Postby tomboy24 » Sun Sep 23, 2012 9:15 pm

It is a very different and often new idea that someone has more than one personality, and that all those personalities deserve the right to pursue what makes them happy (to a reasonable extent), including when it comes to relationships. It will take some time to get used to for your BF. Besides, you're not expecting anything of him, Kaz. You're ASKING these things of him. You're ASKING if he's ok with it, you're ASKING if this is a possibility while you're with him, you're ASKING for him to understand you AND Sophie, you're ASKING him to understand Sophie's freedom and rights. You're not expecting anything of him, and that's what will help.
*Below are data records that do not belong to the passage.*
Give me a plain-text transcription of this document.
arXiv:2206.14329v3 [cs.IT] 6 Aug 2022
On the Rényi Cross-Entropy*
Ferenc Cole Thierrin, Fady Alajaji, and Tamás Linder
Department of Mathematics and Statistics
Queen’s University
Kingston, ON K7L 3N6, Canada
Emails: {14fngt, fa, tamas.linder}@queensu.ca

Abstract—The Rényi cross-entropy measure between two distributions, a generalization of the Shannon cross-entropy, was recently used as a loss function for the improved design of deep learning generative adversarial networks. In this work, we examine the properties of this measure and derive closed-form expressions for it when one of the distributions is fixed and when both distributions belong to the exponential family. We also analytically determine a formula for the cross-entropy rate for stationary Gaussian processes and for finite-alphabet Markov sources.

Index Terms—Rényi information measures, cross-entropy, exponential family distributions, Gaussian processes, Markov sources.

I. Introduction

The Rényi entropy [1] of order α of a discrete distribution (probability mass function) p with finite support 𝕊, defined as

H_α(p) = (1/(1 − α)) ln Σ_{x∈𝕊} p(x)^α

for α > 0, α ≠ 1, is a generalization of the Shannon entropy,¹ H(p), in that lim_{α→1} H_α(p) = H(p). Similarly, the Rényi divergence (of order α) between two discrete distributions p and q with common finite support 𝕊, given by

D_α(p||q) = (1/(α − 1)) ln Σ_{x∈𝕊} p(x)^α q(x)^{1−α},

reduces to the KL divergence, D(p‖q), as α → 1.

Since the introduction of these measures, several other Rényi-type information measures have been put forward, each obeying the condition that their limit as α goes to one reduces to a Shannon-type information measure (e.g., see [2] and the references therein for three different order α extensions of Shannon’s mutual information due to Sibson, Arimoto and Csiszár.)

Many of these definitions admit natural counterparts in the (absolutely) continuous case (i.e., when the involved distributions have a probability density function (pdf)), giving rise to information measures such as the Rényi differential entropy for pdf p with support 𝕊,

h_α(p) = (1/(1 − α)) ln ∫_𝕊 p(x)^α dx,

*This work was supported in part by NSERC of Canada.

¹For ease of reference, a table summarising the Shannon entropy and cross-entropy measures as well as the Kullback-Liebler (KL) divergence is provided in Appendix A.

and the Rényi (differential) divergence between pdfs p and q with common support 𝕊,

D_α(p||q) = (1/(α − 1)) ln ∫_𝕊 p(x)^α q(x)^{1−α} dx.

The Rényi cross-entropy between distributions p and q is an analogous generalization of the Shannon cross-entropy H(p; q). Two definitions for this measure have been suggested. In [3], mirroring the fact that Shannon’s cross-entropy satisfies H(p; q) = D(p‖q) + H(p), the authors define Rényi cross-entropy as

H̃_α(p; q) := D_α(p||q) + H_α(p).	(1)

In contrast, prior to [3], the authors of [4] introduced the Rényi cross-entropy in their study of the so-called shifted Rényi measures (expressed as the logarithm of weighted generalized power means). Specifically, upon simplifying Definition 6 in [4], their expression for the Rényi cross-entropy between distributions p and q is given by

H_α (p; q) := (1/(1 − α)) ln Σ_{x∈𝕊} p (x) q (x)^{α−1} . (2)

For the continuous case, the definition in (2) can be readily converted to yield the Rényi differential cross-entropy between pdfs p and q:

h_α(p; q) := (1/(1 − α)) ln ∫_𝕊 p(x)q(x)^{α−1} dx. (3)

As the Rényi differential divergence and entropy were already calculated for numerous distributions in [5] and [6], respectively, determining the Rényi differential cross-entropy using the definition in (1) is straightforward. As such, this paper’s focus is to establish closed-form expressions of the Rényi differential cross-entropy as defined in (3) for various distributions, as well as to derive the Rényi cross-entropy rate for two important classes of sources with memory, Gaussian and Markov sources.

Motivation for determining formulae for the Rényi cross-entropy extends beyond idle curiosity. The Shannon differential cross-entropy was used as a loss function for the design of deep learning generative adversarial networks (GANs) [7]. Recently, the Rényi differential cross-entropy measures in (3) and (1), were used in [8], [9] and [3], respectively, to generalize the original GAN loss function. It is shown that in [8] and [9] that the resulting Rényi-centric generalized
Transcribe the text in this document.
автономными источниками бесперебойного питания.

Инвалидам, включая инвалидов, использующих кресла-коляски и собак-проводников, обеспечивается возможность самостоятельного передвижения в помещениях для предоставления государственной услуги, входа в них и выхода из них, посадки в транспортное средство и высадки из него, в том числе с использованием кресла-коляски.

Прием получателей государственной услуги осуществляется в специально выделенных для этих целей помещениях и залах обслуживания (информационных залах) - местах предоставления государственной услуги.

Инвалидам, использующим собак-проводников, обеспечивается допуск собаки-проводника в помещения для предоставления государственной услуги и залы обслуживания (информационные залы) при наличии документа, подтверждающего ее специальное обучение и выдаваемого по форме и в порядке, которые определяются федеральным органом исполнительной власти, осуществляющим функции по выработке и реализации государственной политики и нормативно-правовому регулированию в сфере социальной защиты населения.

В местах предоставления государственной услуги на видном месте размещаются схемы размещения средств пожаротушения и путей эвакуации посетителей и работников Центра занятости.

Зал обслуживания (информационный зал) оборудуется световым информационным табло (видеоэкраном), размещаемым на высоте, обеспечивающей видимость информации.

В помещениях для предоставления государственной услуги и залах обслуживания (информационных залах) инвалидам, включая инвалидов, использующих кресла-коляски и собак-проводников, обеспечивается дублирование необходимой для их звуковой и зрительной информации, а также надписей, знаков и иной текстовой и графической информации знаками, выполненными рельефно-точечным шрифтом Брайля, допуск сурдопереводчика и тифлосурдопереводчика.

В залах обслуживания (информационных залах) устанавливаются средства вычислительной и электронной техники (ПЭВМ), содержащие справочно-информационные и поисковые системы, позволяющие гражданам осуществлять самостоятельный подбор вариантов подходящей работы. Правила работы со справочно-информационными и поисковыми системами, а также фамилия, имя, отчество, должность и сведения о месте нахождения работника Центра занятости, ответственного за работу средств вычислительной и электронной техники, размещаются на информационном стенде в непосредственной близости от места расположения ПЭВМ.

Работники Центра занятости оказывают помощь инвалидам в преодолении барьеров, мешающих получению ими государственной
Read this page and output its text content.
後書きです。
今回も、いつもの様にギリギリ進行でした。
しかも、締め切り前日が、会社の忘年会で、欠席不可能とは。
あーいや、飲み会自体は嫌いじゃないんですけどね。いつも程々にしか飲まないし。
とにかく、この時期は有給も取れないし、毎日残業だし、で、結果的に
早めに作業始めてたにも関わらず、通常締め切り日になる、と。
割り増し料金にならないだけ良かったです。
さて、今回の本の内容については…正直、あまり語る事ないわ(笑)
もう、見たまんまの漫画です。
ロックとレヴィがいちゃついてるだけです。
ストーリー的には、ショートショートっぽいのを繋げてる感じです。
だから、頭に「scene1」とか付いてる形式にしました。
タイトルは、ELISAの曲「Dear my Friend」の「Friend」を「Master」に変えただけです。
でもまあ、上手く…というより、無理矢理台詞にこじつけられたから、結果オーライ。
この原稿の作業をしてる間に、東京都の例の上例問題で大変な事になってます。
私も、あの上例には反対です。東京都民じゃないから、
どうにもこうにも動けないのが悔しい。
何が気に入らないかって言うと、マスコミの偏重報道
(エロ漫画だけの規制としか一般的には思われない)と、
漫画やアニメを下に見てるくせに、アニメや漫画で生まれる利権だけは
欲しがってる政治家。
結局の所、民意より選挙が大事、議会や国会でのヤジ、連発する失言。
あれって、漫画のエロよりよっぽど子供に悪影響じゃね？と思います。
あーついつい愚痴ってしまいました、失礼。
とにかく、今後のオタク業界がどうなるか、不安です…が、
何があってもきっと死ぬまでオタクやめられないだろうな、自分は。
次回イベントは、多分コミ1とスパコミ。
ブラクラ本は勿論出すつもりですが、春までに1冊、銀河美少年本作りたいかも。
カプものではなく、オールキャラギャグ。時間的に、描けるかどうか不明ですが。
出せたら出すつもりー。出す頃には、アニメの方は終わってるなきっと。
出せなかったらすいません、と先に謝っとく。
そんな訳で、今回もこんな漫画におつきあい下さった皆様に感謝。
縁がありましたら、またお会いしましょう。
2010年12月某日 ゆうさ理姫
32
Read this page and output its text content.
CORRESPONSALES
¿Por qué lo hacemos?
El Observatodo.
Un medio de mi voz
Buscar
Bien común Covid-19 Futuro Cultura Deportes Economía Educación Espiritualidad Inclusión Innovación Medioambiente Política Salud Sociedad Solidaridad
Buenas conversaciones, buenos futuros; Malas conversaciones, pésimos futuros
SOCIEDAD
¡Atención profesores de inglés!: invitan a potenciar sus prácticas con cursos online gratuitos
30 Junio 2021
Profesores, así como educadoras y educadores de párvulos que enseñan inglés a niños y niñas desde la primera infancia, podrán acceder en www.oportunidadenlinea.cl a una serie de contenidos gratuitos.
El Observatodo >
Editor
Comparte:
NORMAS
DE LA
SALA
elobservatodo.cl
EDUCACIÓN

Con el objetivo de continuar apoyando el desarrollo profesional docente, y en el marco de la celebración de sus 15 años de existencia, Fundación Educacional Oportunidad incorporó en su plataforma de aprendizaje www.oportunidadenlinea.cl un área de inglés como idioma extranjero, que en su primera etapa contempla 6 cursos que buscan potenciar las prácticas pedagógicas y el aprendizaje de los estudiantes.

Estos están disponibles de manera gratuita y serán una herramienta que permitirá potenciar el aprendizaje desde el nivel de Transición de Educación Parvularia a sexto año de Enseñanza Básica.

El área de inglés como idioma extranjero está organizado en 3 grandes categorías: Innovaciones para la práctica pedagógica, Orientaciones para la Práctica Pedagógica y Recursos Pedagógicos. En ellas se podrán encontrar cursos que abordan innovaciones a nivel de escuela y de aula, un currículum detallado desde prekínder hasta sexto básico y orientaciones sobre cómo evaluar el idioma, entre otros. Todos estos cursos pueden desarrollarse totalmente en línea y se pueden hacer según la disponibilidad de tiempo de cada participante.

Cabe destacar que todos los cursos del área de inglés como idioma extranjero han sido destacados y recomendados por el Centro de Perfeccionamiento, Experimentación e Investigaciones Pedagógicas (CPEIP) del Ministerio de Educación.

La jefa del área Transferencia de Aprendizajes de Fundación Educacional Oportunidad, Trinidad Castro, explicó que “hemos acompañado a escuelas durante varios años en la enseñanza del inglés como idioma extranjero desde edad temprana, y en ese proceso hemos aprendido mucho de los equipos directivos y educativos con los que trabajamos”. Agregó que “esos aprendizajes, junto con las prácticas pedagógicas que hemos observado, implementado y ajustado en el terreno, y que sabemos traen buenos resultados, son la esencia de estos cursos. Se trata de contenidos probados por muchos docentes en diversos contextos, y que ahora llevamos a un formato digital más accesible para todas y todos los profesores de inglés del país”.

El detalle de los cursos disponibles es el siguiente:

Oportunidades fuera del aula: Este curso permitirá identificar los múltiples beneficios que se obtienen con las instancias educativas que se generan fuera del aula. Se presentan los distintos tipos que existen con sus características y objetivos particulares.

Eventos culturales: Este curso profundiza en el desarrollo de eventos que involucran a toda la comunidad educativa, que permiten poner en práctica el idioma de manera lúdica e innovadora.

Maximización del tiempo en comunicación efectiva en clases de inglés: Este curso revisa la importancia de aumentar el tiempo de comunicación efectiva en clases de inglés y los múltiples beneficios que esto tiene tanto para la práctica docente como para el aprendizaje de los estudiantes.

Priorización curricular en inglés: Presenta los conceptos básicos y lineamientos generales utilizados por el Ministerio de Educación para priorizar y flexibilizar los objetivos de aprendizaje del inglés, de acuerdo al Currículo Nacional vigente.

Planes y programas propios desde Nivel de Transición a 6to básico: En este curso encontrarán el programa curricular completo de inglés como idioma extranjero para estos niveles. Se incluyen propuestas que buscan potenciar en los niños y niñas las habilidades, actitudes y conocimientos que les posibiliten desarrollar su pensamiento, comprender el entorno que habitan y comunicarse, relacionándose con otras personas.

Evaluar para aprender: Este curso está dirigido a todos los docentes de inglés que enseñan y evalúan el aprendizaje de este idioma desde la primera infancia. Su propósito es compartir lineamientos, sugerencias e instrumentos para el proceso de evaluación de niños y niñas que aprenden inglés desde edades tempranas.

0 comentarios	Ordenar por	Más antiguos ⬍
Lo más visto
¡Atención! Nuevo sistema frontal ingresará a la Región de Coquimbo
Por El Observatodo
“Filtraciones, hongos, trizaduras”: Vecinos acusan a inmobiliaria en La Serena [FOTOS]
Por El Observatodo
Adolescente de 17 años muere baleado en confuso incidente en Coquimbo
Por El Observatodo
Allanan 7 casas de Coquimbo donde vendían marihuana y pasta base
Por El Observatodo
Of course he's upset right now. This is probably a new situation for him, and a new experience. He's still adjusting to the change between friendship and romantic interest. DID affects those types of relationships differently. It's one thing to have a friend of your's tell you about stuff an alter did that made you upset. It's another thing to have your GF tell you about stuff an alter did that made her upset and has an impact on the relationship. Be patient with both him and yourself; it will take some time for both of you to adjust to the relationship itself, much less adjusting to this situation and the idea of working out a compromise for Sophie. The important thing is, for both you and him, to remember that Sophie IS NOT dating your boyfriend, and that YOU did nothing wrong because Sophie is not you (again, proper situational appliance. I'm aware that all parts/alters make up one person. But they're different parts/alters, too). I don't know if this will help at all, but it kinda helped me once when I was in a similar situation. Alters are different personalities, recognized as such for a reason. If they had their own bodies, they'd all be different people. And just like different people, they're going to try to do their own thing (sometimes). And they deserve to be able to do their own thing (to a reasonable extent). -This was going somewhere, but I think I lost it. I'm kinda "fuzzy" right now, sorry-.
One thing to think about: What if the roles were reversed? What if Sophie was "out" like you (Kaz) are and had a BF, and you started to get involved with a guy YOU liked? (Not saying you would, just saying to think about the situation). It's often helped me to put myself in my alters' shoes. I know I didn't think to do stuff like that for the longest time, but it really helped me understand how mad and frustrated they can get sometimes with not having their own body and not being in control and such.

I'm sorry you're having such a difficult time right now, and I'm sorry that you're feeling so bad. *safe hugs if wanted* Just take things slow, keep good communication between you and your BF, remember the important things (like how you, Kaz, did nothing wrong), and be patient with yourself and your BF. Don't throw out ideas about letting Sophie have some freedom just because they seem difficult to deal with now. Give it some time, and remember that you and her are equal and have equal rights. *more hugs if wanted* I hope things get better for you soon.